It’s important to review, analyze, and refresh your keywords. However, this can be tricky when you are managing multiple paid search accounts or very large ones. And over time, with the addition and removal of keywords and ad groups, we need to do some house cleaning. It’s important to create a keyword-review plan and build it into your account optimization schedule.
The following strategies can help you get a level set on what you should do to get your campaigns more strategic, as well as keep them performing efficiently.
1) Review What You Have
The first step is to review your campaigns and ad groups. Would newly-added ad groups be a better fit in a newer campaign? Take a look at the overall structure and ensure the ad groups are closely aligned with their relevant campaigns. Are there new products that don’t really have an ad group? Create new ad groups to accommodate them. For now, create them as placeholders for a future reference point.
2) Kill the Crap
Now that you have your account structure looking better, it’s time to take a hard look at those keywords. Pull your data for the last six months, and look to see what keywords are not performing. I typically create an Excel spreadsheet and color code all of the various metrics, which allows me to determine an action plan for each term.

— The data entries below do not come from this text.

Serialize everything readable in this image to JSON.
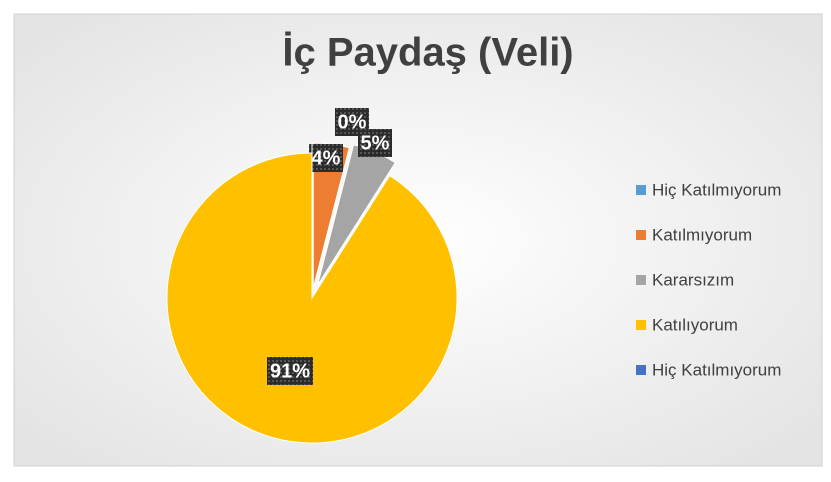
{
  "chart_data": {
    "type": "pie",
    "title": "İç Paydaş (Veli)",
    "categories": [
      "Hiç Katılmıyorum",
      "Katılmıyorum",
      "Kararsızım",
      "Katılıyorum",
      "Hiç Katılmıyorum"
    ],
    "values": [
      0,
      4,
      5,
      91,
      0
    ],
    "value_labels": [
      "0%",
      "4%",
      "5%",
      "91%",
      null
    ],
    "colors": [
      "#5b9bd5",
      "#ed7d31",
      "#a5a5a5",
      "#ffc000",
      "#4472c4"
    ],
    "legend": "right"
  }
}
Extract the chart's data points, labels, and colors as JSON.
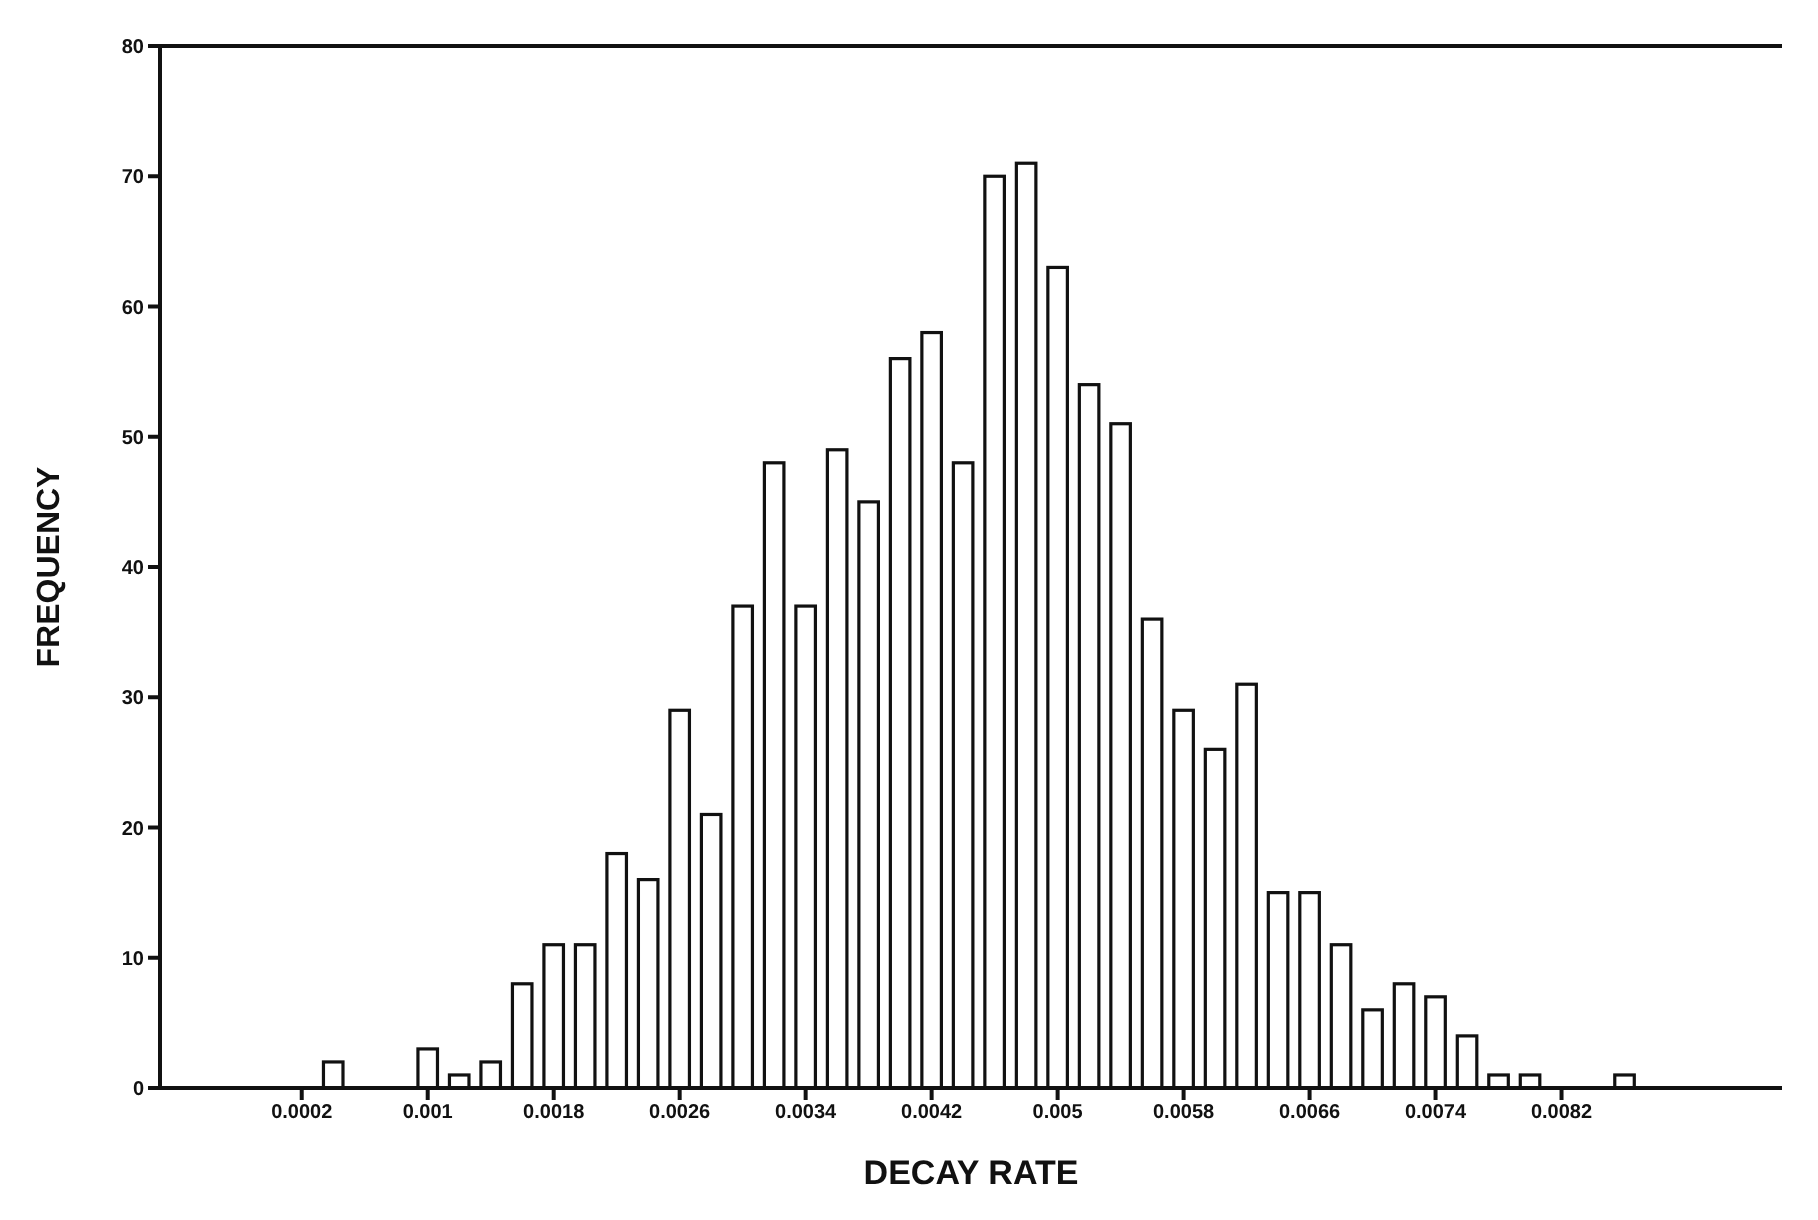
{
  "chart_data": {
    "type": "histogram",
    "xlabel": "DECAY RATE",
    "ylabel": "FREQUENCY",
    "bins": [
      0.0003,
      0.0005,
      0.0007,
      0.0009,
      0.0011,
      0.0013,
      0.0015,
      0.0017,
      0.0019,
      0.0021,
      0.0023,
      0.0025,
      0.0027,
      0.0029,
      0.0031,
      0.0033,
      0.0035,
      0.0037,
      0.0039,
      0.0041,
      0.0043,
      0.0045,
      0.0047,
      0.0049,
      0.0051,
      0.0053,
      0.0055,
      0.0057,
      0.0059,
      0.0061,
      0.0063,
      0.0065,
      0.0067,
      0.0069,
      0.0071,
      0.0073,
      0.0075,
      0.0077,
      0.0079,
      0.0081,
      0.0083,
      0.0085,
      0.0087
    ],
    "values": [
      2,
      0,
      0,
      3,
      1,
      2,
      8,
      11,
      11,
      18,
      16,
      29,
      21,
      37,
      48,
      37,
      49,
      45,
      56,
      58,
      48,
      70,
      71,
      63,
      54,
      51,
      36,
      29,
      26,
      31,
      15,
      15,
      11,
      6,
      8,
      7,
      4,
      1,
      1,
      0,
      0,
      1
    ],
    "color": "#ffffff",
    "xlim": [
      -0.0007,
      0.0096
    ],
    "xticks": [
      0.0002,
      0.001,
      0.0018,
      0.0026,
      0.0034,
      0.0042,
      0.005,
      0.0058,
      0.0066,
      0.0074,
      0.0082
    ],
    "ylim": [
      0,
      80
    ],
    "yticks": [
      0,
      10,
      20,
      30,
      40,
      50,
      60,
      70,
      80
    ],
    "grid": false,
    "legend": false
  }
}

The first thing you should do is look at keywords that have no impression or click data, and remove them. Not only will this will help make your account more manageable in the long run, but it can improve your overall account-level Quality Score. You may think something is a great keyword, but it doesn’t mean your audience does, especially if they are not searching on it.
Then look at your keywords that have high costs, low CTR and low Quality Scores. Are there things you can do with these terms to improve their performance, such as lowering bids, new ad copy, or a better landing page? Create a plan for these terms, and then monitor for improvement. If your optimizations don’t show any improvement over time, consider pausing these terms as well.

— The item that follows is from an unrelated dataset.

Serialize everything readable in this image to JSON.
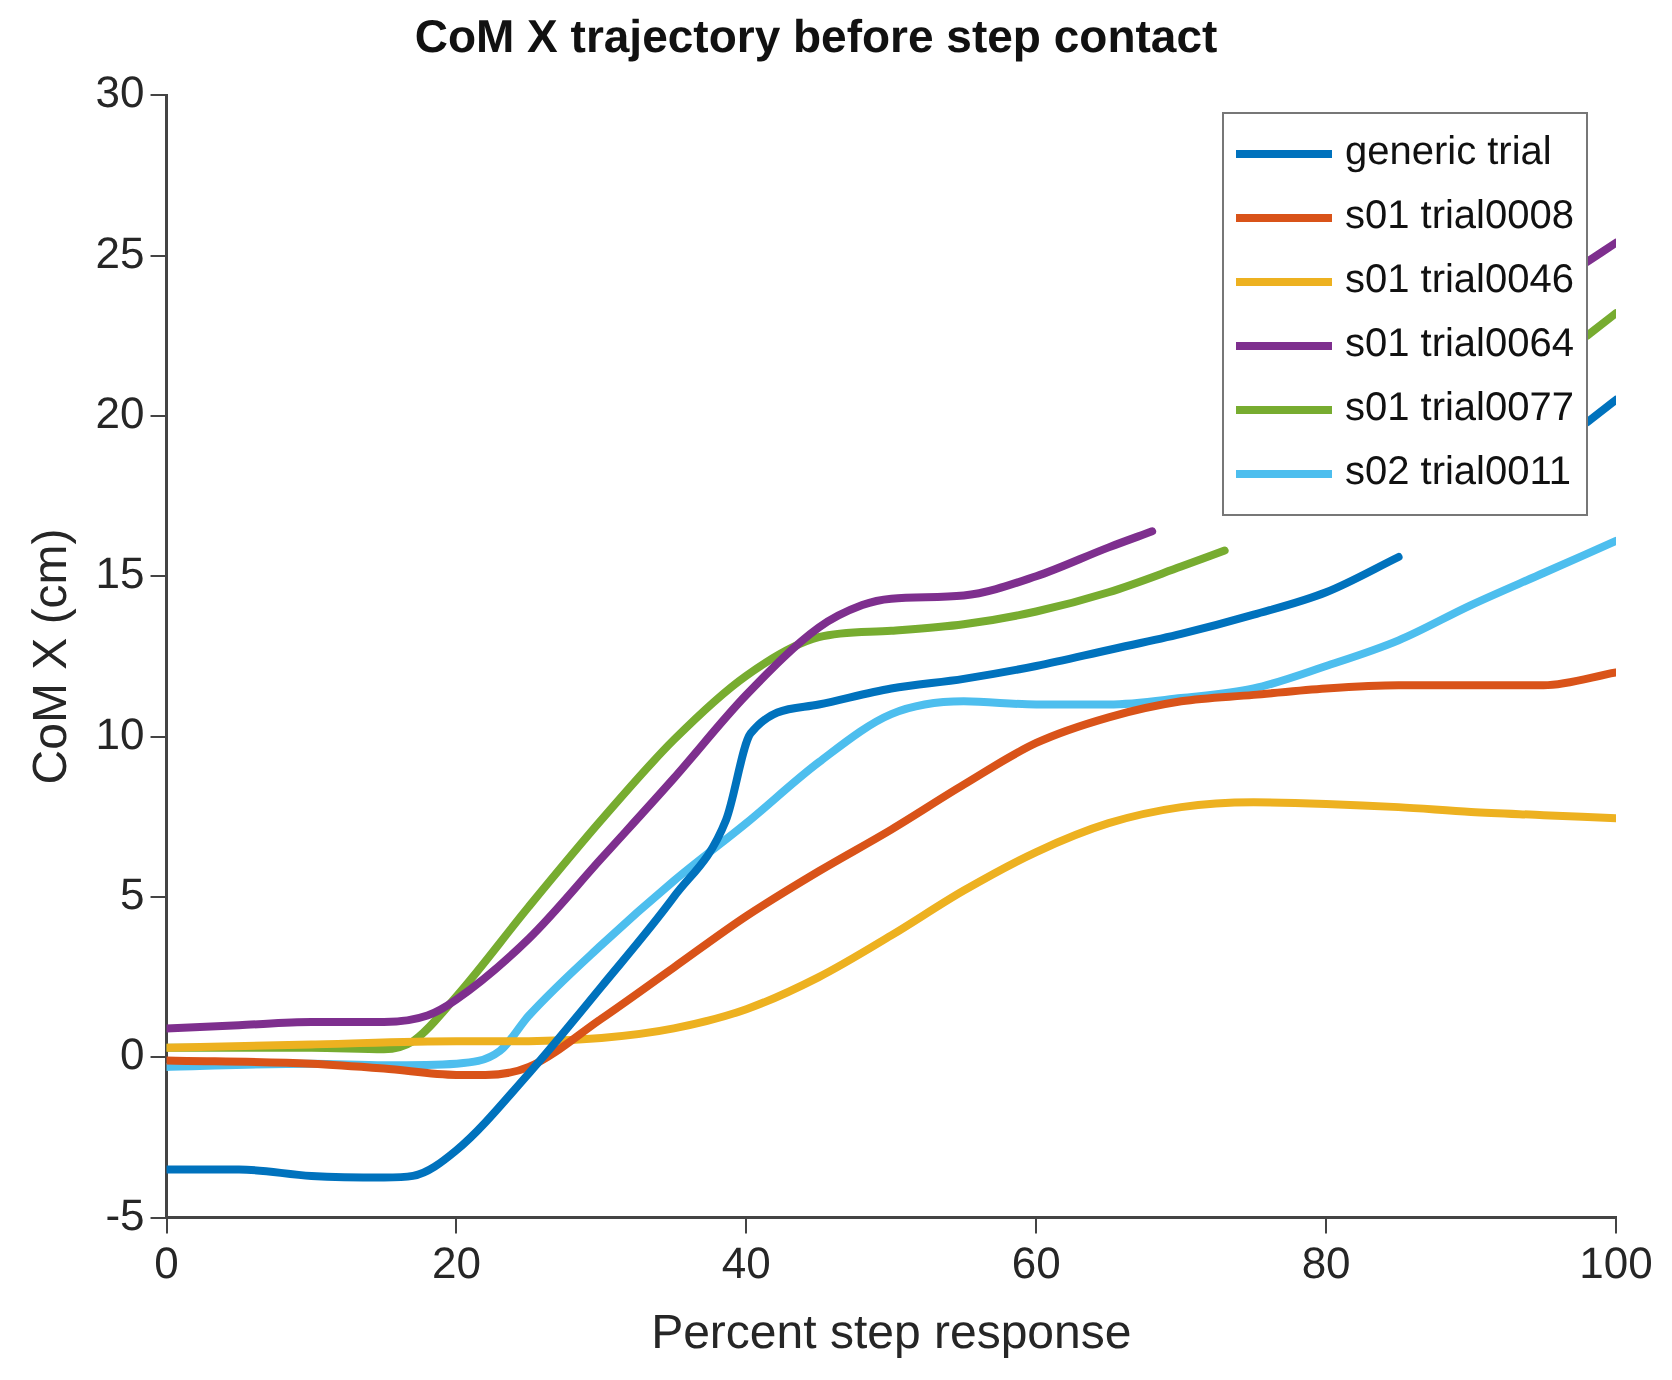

3) Show Love for the Superstars
And what about your star terms, the ones that perform the best for you? Put them in a separate campaign so they can have a dedicated budget, and put the terms in their own ad groups, allowing you to create targeted ad copy just for those terms. You want to ensure your best performing terms are always there when users search for them.

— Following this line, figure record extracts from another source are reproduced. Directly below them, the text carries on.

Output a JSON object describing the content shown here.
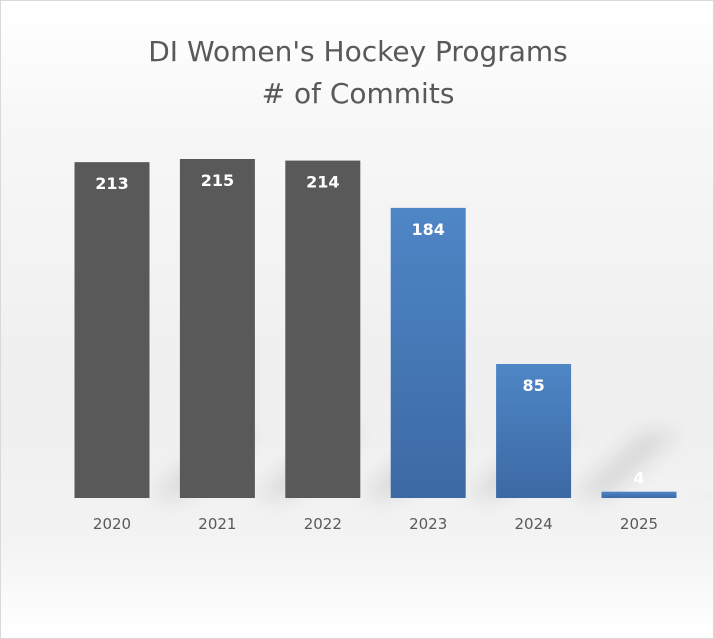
{
  "chart_data": {
    "type": "bar",
    "title_lines": [
      "DI Women's Hockey Programs",
      "# of Commits"
    ],
    "categories": [
      "2020",
      "2021",
      "2022",
      "2023",
      "2024",
      "2025"
    ],
    "values": [
      213,
      215,
      214,
      184,
      85,
      4
    ],
    "bar_colors": [
      "#595959",
      "#595959",
      "#595959",
      "#4f81bd",
      "#4f81bd",
      "#4f81bd"
    ],
    "xlabel": "",
    "ylabel": "",
    "ylim": [
      0,
      215
    ],
    "grid": false,
    "legend": "none",
    "data_labels": true
  }
}
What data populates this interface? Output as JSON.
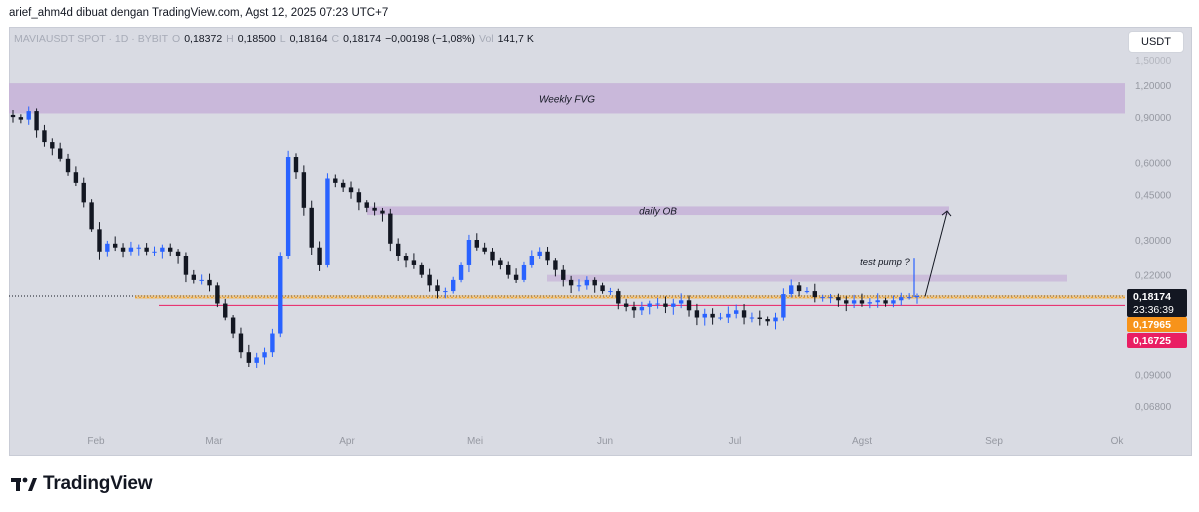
{
  "header": {
    "attribution": "arief_ahm4d dibuat dengan TradingView.com, Agst 12, 2025 07:23 UTC+7"
  },
  "legend": {
    "symbol": "MAVIAUSDT SPOT · 1D · BYBIT",
    "open_label": "O",
    "open": "0,18372",
    "high_label": "H",
    "high": "0,18500",
    "low_label": "L",
    "low": "0,18164",
    "close_label": "C",
    "close": "0,18174",
    "change": "−0,00198 (−1,08%)",
    "volume_label": "Vol",
    "volume": "141,7 K"
  },
  "currency_button": "USDT",
  "footer": {
    "brand": "TradingView"
  },
  "colors": {
    "background": "#d9dbe3",
    "up": "#2962ff",
    "down": "#131722",
    "fvg_zone": "#c7b4d8",
    "ob_zone": "#c7b4d8",
    "orange_line": "#f0a020",
    "magenta_line": "#e91e63",
    "price_badge": "#131722",
    "orange_badge": "#f7931a",
    "magenta_badge": "#e91e63"
  },
  "chart_data": {
    "type": "candlestick",
    "scale": "log",
    "ylim": [
      0.06,
      1.5
    ],
    "y_ticks": [
      {
        "value": 1.5,
        "label": "1,50000"
      },
      {
        "value": 1.2,
        "label": "1,20000"
      },
      {
        "value": 0.9,
        "label": "0,90000"
      },
      {
        "value": 0.6,
        "label": "0,60000"
      },
      {
        "value": 0.45,
        "label": "0,45000"
      },
      {
        "value": 0.3,
        "label": "0,30000"
      },
      {
        "value": 0.22,
        "label": "0,22000"
      },
      {
        "value": 0.09,
        "label": "0,09000"
      },
      {
        "value": 0.068,
        "label": "0,06800"
      }
    ],
    "x_ticks": [
      "Feb",
      "Mar",
      "Apr",
      "Mei",
      "Jun",
      "Jul",
      "Agst",
      "Sep",
      "Ok"
    ],
    "zones": [
      {
        "label": "Weekly FVG",
        "low": 0.93,
        "high": 1.22
      },
      {
        "label": "daily OB",
        "low": 0.375,
        "high": 0.405
      },
      {
        "label": "",
        "low": 0.207,
        "high": 0.22
      }
    ],
    "horizontal_lines": [
      {
        "price": 0.18174,
        "label": "0,18174",
        "style": "dotted"
      },
      {
        "price": 0.17965,
        "label": "0,17965",
        "style": "orange"
      },
      {
        "price": 0.16725,
        "label": "0,16725",
        "style": "magenta"
      }
    ],
    "countdown": "23:36:39",
    "annotations": [
      {
        "text": "test pump ?"
      }
    ],
    "ohlc_close_path": [
      0.9,
      0.88,
      0.95,
      0.8,
      0.72,
      0.68,
      0.62,
      0.55,
      0.5,
      0.42,
      0.33,
      0.27,
      0.29,
      0.28,
      0.27,
      0.28,
      0.28,
      0.27,
      0.27,
      0.28,
      0.27,
      0.26,
      0.22,
      0.21,
      0.21,
      0.2,
      0.17,
      0.15,
      0.13,
      0.11,
      0.1,
      0.105,
      0.11,
      0.13,
      0.26,
      0.63,
      0.55,
      0.4,
      0.28,
      0.24,
      0.52,
      0.5,
      0.48,
      0.46,
      0.42,
      0.4,
      0.39,
      0.38,
      0.29,
      0.26,
      0.25,
      0.24,
      0.22,
      0.2,
      0.19,
      0.19,
      0.21,
      0.24,
      0.3,
      0.28,
      0.27,
      0.25,
      0.24,
      0.22,
      0.21,
      0.24,
      0.26,
      0.27,
      0.25,
      0.23,
      0.21,
      0.2,
      0.2,
      0.21,
      0.2,
      0.19,
      0.19,
      0.17,
      0.165,
      0.16,
      0.165,
      0.17,
      0.17,
      0.165,
      0.17,
      0.175,
      0.16,
      0.15,
      0.155,
      0.15,
      0.15,
      0.155,
      0.16,
      0.15,
      0.15,
      0.148,
      0.145,
      0.15,
      0.185,
      0.2,
      0.19,
      0.19,
      0.18,
      0.18,
      0.18,
      0.175,
      0.17,
      0.175,
      0.17,
      0.172,
      0.175,
      0.17,
      0.175,
      0.18,
      0.18,
      0.18174
    ]
  }
}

4) Use the Tools to Cultivate
After the cleanup, you may find your account looks a bit sparse and you may have new ad groups that you need to build out. Using tools like Google’s Keyword Planner can help you determine if there are new opportunity keywords to add and use for keyword buildouts. The Search Query Report is also a great way to see how users are actually searching for your keywords. The report also identifies high-potential keywords to add.
5) Negatives, Negatives
No matter how strong we think our negative keyword list is and how much research we do, there are ways people search that we don’t always capture. Using the Search Query Report to mine for negatives ensures you are paying only for terms that are relevant to your business. Ensuring your account is performing at its best requires periodic structure reviews and keyword overhauls.